Il cherche une idée qui tiendrait debout sur neuf pieds, histoire de compléter l’alexandrin. Il a toujours aimé les alexandrins. Le balancement de la césure, la monotonie de la déclamation le plongent invariablement dans une infinie sérénité. C’est un courant qui le berce, ce sont des vagues qui le portent sans peine. Son stylo reste suspendu. Il se laisse transporter.


Armand, amant hors pair, Armand, père sans égal, Armand, auteur génial, Armand est désarmé. Un monstre croît dans ses entrailles. Un nénuphar prend son poumon. Ou c’est un énorme saumon qui de son ventre fait ripaille. Certains jours, c’est une tumeur qui s’agrippe autour de son cœur. Mais peu importe ce que c’est. Le bel Armand est condamné. C’est une bouche, une blouse, ou un doctorat plein d’aura, qui lui a dressé ce bilan. Un an.
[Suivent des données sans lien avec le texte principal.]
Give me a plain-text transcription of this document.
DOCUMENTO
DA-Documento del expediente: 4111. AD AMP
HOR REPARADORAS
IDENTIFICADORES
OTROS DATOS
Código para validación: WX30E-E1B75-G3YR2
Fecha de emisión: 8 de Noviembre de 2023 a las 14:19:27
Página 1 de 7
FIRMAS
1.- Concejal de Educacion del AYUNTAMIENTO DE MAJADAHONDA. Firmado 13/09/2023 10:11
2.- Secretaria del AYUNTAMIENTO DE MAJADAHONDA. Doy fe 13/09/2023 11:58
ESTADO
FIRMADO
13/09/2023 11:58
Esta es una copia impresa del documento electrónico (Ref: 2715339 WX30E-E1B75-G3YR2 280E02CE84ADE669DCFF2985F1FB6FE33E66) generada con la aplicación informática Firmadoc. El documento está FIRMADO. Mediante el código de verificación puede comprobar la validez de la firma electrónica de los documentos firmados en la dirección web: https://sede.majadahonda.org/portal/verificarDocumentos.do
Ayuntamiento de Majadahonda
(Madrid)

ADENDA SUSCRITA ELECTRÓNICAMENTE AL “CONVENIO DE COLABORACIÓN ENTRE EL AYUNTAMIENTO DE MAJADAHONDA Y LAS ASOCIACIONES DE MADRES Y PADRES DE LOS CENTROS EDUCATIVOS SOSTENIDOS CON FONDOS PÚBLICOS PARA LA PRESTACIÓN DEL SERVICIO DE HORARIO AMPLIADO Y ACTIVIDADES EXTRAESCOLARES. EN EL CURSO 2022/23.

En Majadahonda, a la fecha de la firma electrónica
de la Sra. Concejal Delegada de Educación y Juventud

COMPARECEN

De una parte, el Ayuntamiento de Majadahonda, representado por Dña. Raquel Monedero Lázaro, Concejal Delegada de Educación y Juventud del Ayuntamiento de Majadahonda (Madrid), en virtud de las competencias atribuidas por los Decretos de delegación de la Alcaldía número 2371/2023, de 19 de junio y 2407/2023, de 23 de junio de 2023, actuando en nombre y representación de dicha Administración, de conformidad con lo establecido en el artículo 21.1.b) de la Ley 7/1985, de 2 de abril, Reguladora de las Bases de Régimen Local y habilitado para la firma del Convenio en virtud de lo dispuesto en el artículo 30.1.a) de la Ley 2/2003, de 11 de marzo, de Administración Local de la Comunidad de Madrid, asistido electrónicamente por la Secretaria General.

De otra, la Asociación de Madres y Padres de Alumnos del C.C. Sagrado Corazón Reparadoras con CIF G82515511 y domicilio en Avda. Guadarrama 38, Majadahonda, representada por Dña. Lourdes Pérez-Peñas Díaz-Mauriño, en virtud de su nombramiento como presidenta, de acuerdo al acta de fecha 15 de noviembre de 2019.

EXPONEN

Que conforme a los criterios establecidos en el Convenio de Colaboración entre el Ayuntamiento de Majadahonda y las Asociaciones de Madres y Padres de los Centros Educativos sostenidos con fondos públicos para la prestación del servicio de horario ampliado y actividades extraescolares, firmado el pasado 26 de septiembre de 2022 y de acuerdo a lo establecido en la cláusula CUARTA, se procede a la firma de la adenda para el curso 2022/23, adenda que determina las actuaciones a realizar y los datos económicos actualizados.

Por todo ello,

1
Surtout, n’allez pas croire que j’adoucisse son portrait à cause de sa mort imminente. Il en faut bien plus pour m’attendrir. Dans mes débuts, bien sûr, il advenait que mon empathie naturelle prenne le dessus. Depuis, des centaines de personnages se sont succédé entre mes mains, vils, vifs, bons, cons, mourants, vaillants… Et parmi eux, certains infiniment plus valables qu’Armand. Tout ça pour dire que, quand je qualifie Armand d’ « auteur génial », ce n’est pas par pure politesse. Il est réellement doué. Ses débuts littéraires avaient d’ailleurs été très remarqués, dès ce fameux devoir en classe de CP qui avait tant fait parler de lui dans la salle des maîtres – le procès piquant de monsieur Nuage qui, accusé par monsieur Soleil de lui faire de l’ombre la moitié de l’année, était condamné à la précipitation. Le style eut beau évoluer, il est resté brillant. Auteur génial, donc. Quant aux deux autres appositions, je ne les développerai pas : ce serait intrusif. J’ai toujours protégé la vie privée de mes personnages des vautours – je ne parle pas de vous, bien sûr – qui n’achètent des livres que pour violer la vie privée de ceux qui les composent. Proprement répugnant.